Building a SaaS Application on Azure AKS with Github Actions
SaaS is a business and software delivery model that enables organisations to offer their solution in a service centric approach at scale usually on a subscription basis. SaaS adoption usually targets growth driven transformation, market expansion, operational simplicity and faster innovation with faster product releases.
SaaS infrastructures offer better cost efficiencies by leveraging economies of scale, resource pooling and sharing, and increased utilisation of the infrastructure in general. SaaS infra pattern is especially attractive for ISV’s since SaaS accelerates tenant onboarding, enables data collection and mining for platform users (e.g calculate CAC, CLTV, MRR, product consumption metrics…) and makes it much easier to address costly customer services centrally while enabling proactive customer engagements driven data.
SaaS infrastructure hosts multiple isolated tenants with the tools and services to automatically provision them as well as collect metrics and analytics for each. Each customer onboarded to a SaaS application is called a “tenant”. All the customers of a SaaS system run within a single Azure subscription/tenant using partially or fully shared resources. Such an infrastructure is called a “multi-tenant” infrastructure.
On this blog we will explain how to build a multi-tenant SaaS infrastructure on Azure AKS. There are many different ways to engage the multi-tenant architecture challenge in the cloud. We will be focusing on a specific deployment model “cluster multi-tenancy” for an app developed cloud natively with microservices architecture.
Blog will mostly focus on two of the largest challenges for building a SaaS infra. These are a- tenant isolation capabilities of AKS b- automation of tenant onboarding onto AKS.
SaaS Infrastructure requirements
A SaaS solution by definition is multi-tenant. However multi-tenancy alone is not enough to make a solution a SaaS solution.
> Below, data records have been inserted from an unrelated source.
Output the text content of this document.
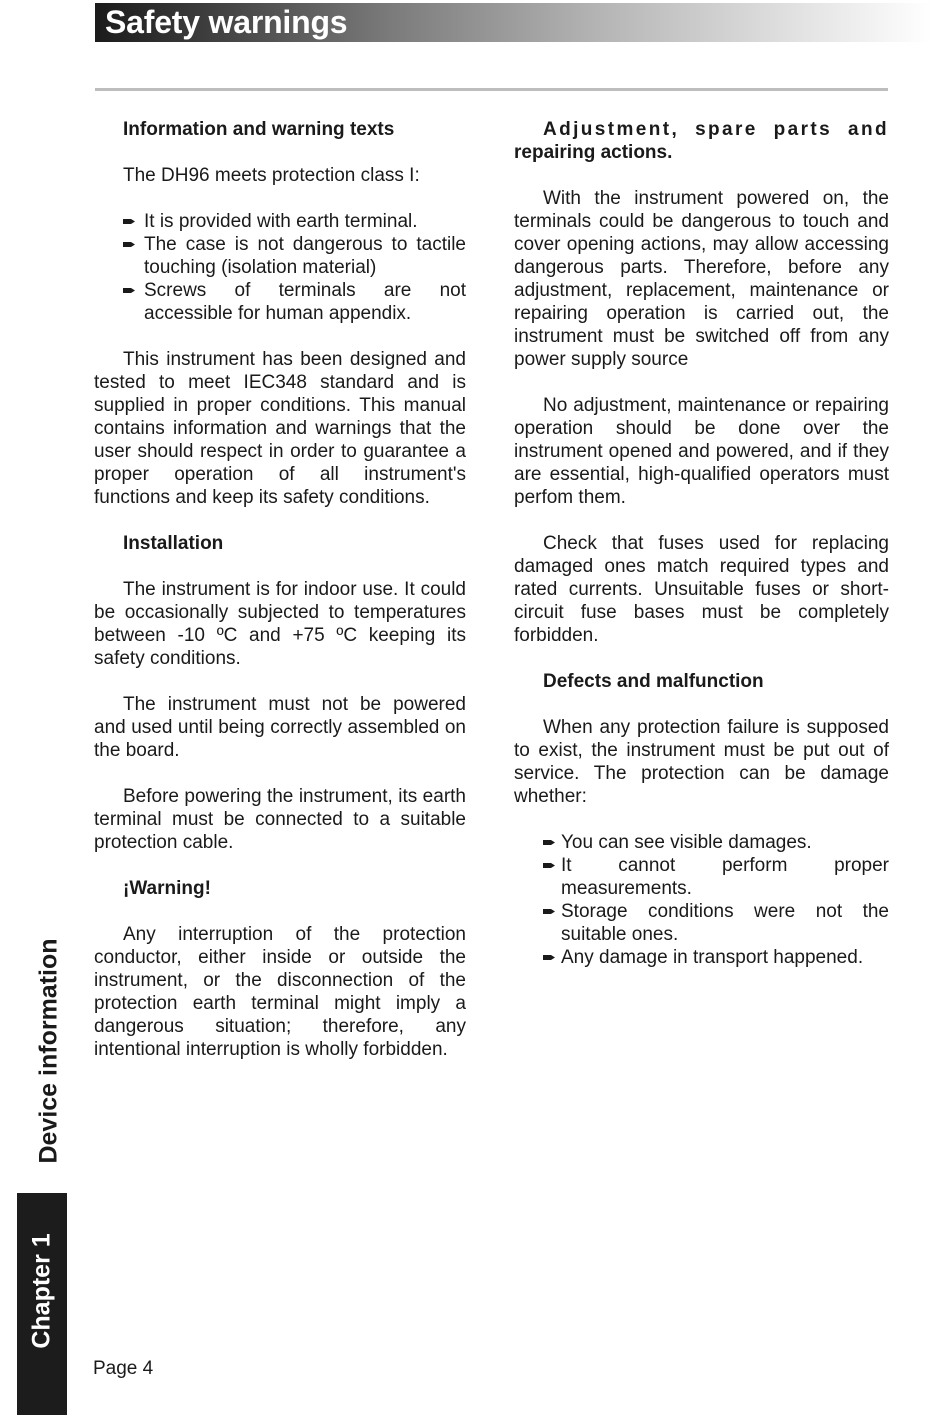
Safety warnings
Information and warning texts

The DH96 meets protection class I:

It is provided with earth terminal.
The case is not dangerous to tactile touching (isolation material)
Screws of terminals are not accessible for human appendix.

This instrument has been designed and tested to meet IEC348 standard and is supplied in proper conditions. This manual contains information and warnings that the user should respect in order to guarantee a proper operation of all instrument's functions and keep its safety conditions.

Installation

The instrument is for indoor use. It could be occasionally subjected to temperatures between -10 ºC and +75 ºC keeping its safety conditions.

The instrument must not be powered and used until being correctly assembled on the board.

Before powering the instrument, its earth terminal must be connected to a suitable protection cable.

¡Warning!

Any interruption of the protection conductor, either inside or outside the instrument, or the disconnection of the protection earth terminal might imply a dangerous situation; therefore, any intentional interruption is wholly forbidden.

Adjustment, spare parts and
repairing actions.

With the instrument powered on, the terminals could be dangerous to touch and cover opening actions, may allow accessing dangerous parts. Therefore, before any adjustment, replacement, maintenance or repairing operation is carried out, the instrument must be switched off from any power supply source

No adjustment, maintenance or repairing operation should be done over the instrument opened and powered, and if they are essential, high-qualified operators must perfom them.

Check that fuses used for replacing damaged ones match required types and rated currents. Unsuitable fuses or short-circuit fuse bases must be completely forbidden.

Defects and malfunction

When any protection failure is supposed to exist, the instrument must be put out of service. The protection can be damage whether:

You can see visible damages.
It cannot perform proper measurements.
Storage conditions were not the suitable ones.
Any damage in transport happened.
Device information
Chapter 1
Page 4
Reliability and security pillars should be treated as priority infrastructure pillars as problems in these two pillars might create reputational failure especially at product launch and cause the startup services and products to fail.
There are four major Infrastructure requirements for a SaaS solution.
- multi-tenancy implementation
- Identity solution for SaaS users
- Automation of tenant onboarding
- Per tenant metrics and analytics driving billing and metering
Let’s dive in for a bit more detail for each…
1. Multi-tenancy for compute
Containers are a good fit for SaaS infrastructures since they can scale rapidly following the load on the system granularly, improving cost efficiency at the infrastructure layer.
Tenancy model covers a wide spectrum of choices, starting with dedicated clusters for each tenant to using shared clusters for all the tenants. In real cases deployment models adopt a combination of these two models keeping some infrastructure as fully shared to keeping dedicated infrastructure for tenants and services with special requirements.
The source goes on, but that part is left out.